AI Art in Call of Duty: Black Ops 7 wird für KI-Einsatz kritisiert

Bild: Activision

Das neue Call of Duty wird nicht nur mäßig beurteilt und ist aufgrund der enttäuschenden Kampagne der schlechteste Ableger seit langer Zeit, Back Ops 7 steht darüber hinaus auch wegen mutmaßlich KI-generierten Artworks in der Kritik.

Ein jährlich fortgesetztes, damit schnell obsoletes Spiel für 80 Euro voller Mikro­transaktionen, diese Kombination kommt nicht gut an. Auf der Liste der Kritikpunkte am neuen Shooter steht deshalb mittlerweile auch, dass die Calling Cards für das Profilbild aus dem Einzelspieler-Part und dessen Endgame KI-generiert seien – so sagen zumindest die aktuell populärsten Rezensionen auf Steam.
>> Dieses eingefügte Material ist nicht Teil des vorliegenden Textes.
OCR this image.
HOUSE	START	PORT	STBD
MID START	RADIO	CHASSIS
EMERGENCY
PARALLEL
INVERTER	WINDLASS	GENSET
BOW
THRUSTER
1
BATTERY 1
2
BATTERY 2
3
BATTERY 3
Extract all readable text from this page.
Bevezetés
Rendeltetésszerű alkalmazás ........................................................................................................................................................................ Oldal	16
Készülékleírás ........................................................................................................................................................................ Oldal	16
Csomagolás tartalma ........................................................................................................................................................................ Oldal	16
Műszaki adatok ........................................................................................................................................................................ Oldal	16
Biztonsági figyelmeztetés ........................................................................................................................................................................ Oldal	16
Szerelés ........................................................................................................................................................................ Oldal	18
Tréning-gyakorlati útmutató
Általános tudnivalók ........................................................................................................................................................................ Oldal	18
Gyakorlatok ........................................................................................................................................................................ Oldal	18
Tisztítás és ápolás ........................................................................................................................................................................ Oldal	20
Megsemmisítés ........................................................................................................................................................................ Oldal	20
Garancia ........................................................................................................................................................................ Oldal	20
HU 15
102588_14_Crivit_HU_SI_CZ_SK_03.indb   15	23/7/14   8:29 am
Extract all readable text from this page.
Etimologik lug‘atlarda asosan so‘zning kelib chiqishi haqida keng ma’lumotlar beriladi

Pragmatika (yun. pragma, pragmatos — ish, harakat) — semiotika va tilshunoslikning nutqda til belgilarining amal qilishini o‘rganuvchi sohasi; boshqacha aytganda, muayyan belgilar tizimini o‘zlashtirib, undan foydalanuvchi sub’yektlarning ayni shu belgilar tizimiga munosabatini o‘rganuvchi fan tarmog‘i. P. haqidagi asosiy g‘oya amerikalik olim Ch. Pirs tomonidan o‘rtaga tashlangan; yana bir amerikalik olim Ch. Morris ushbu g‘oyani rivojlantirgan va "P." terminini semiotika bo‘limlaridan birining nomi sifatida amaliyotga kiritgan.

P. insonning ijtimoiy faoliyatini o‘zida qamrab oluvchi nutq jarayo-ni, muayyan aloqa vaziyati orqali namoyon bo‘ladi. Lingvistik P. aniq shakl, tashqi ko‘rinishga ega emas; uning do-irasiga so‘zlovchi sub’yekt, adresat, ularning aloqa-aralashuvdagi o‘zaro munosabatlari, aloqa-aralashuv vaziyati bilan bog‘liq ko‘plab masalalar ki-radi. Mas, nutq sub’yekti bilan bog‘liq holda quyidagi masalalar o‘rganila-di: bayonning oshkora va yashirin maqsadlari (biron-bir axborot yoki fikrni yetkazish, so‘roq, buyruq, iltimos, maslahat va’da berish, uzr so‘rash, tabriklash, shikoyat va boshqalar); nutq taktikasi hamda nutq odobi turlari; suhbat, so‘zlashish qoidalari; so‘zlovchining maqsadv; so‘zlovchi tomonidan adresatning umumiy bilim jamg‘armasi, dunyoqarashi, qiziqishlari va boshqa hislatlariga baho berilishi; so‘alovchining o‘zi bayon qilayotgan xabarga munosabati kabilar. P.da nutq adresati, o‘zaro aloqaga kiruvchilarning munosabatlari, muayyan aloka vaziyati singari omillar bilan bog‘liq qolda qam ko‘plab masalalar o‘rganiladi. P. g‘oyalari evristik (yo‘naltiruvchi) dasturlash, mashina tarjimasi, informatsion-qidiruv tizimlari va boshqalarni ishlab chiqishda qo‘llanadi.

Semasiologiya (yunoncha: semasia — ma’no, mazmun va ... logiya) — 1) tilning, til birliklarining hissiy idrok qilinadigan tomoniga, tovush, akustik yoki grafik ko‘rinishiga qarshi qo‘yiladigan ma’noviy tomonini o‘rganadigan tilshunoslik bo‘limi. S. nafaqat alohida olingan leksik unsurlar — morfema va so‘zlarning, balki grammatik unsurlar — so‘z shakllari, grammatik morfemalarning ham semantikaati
Sie setzen die Nutzung von KI zudem in Verbindung mit dem generell als lieblos empfundenen Einzelspieler-Modus, dem eindeutig schlechtesten Teil von Black Ops 7: „ChatGPT, erstelle mir eine lieblose Kampagne mit wieder­verwerteten Assets und peinlichen Dialogen“, formulieren Käufer bissig. Der Tenor ist klar: In einem derart teuren Spiel hat KI-generierte und damit per Definition generische Kunst nichts verloren.

In Rezensionen auf Steam wird KI-Kunst als Kritik gelistet
In Rezensionen auf Steam wird KI-Kunst als Kritik gelistet

Activision weicht aus

Auch wenn der Verdacht auf die Nutzung von KI leicht zu äußern ist, lässt sie sich hier begründet annehmen. Kotaku erkennt in den Bildern „verräterische Anzeichen“ von KI-Bildern, etwa die Anzahl der Finger – beim „Reeled-In-Bild sind es sechs – , versetzte Augenlinien, vage zu erkennende Objekte und einen generell „nichtssagenden“ Eindruck, heißt es dort.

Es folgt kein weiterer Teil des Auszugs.